The higher temperature profile of the lead-free soldering process can cause the printed board material to expand in the Z-axis, thereby deforming or placing strain on the pad. This may result in the pad lifting off the surface of the PCB or the fillet lifting from the pad. The fillet may also tear in the process. The expansion and contraction of the laminate and the solder are the chief reason for pad lifting.
Non-Reflow of Paste
Non-reflow or incomplete reflow of solder paste is mainly caused by low profile temperature, resulting in non-wetting of the pad or component lead. Such non-reflow can happen when the component termination on the board fails to reach or remain at reflow temperature for the required time. The reason may be a wide difference in temperature across the board. Although it takes only a few seconds to form a reliable joint, the components forming the joint do have to remain at temperature above liquidus for a period of 40-60 seconds.
Delamination or an air gap, or blister is formed when water vapor from the PCB material expands and escapes during heating. The higher temperatures of lead-free places more energy on the materials, and delamination of the PCB materials may occur when moisture in the board expands during the reflow process.

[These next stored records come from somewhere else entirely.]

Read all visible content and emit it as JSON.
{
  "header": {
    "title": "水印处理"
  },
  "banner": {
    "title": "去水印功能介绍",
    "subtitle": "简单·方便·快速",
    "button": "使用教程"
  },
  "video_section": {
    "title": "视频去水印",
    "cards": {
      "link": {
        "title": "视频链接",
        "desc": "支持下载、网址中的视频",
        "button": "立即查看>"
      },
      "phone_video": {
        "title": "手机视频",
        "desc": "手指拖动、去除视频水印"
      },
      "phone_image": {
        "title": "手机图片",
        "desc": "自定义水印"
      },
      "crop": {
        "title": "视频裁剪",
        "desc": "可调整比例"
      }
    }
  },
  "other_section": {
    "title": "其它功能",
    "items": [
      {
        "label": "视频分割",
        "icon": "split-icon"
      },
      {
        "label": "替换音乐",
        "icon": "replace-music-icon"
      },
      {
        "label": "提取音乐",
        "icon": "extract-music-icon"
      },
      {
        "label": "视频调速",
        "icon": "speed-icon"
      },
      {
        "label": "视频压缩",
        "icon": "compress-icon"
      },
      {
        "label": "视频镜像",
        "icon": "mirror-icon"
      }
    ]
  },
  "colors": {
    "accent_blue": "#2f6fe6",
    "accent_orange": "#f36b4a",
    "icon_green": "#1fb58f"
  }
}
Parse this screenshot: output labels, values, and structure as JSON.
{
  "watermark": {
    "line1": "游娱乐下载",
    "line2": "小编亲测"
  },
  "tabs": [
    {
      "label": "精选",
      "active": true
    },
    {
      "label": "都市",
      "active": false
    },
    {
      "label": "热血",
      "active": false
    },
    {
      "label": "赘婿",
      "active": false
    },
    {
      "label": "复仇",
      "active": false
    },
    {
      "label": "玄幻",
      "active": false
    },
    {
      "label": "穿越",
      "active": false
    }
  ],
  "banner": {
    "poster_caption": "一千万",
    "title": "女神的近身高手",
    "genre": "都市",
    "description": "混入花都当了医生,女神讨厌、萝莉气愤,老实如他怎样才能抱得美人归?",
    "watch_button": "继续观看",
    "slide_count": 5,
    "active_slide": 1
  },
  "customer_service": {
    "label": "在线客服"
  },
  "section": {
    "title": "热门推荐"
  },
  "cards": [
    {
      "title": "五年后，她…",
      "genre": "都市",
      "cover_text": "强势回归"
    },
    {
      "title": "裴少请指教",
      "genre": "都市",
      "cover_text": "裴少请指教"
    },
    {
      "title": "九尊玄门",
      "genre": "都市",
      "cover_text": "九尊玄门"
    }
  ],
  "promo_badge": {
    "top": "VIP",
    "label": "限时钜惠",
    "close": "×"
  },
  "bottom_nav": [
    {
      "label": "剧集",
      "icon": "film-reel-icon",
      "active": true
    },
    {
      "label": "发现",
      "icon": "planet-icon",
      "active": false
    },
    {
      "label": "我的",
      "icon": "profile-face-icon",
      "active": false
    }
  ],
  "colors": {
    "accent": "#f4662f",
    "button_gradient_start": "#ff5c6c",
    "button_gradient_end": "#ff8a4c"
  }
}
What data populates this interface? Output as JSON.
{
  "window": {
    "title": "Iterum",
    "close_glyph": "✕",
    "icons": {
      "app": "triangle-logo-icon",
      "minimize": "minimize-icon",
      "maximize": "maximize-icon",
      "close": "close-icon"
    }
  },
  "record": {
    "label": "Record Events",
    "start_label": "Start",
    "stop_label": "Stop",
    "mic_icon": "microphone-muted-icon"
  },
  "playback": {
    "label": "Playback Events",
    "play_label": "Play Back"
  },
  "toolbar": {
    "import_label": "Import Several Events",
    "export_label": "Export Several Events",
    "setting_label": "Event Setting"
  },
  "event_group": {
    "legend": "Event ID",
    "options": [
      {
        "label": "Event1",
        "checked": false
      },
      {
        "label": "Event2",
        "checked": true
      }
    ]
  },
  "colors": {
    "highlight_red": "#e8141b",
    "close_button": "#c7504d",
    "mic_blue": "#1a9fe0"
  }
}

Incomplete wetting is a result of reduced wetting characteristics of most lead-free alloys and the introduction of alternative surface finishes. Solderability of a printed board surface decreases in the order of finish, beginning with solder, gold, silver, tin, copper, and OSP. Depending on the surface finish present on a board, the lead-free solder paste may reflow to cover the pad totally or partially.
Solder wicking is a problem where the solder paste, during reflow, tends to wet the terminations of the component rather than the pad and the lead. Faster wetting of the termination and slow wetting of the pad could be due to problems with pad solderability., caused by a poorly cleaned board.
Outgassing and Blowholes
Moisture in the printed board may expand during the soldering process and outgas from the plated through holes. The gas comes out of the hole as water vapor when the solder is still in the liquid state. As the solder on the top side solidifies first, voids may be visible on the base of the board. The escaping gas causes pinholes, blowholes, or voids, with size related to the volume of the escaping gas.
Although the above compilation of solder joint defects by Rush PCB is in no way complete, they represent the most common problems faced by the industry. While some of the above problems are not related directly to the solder joint or its quality, they are a result of the higher process temperatures encountered during reflow because of the use of lead-free solder.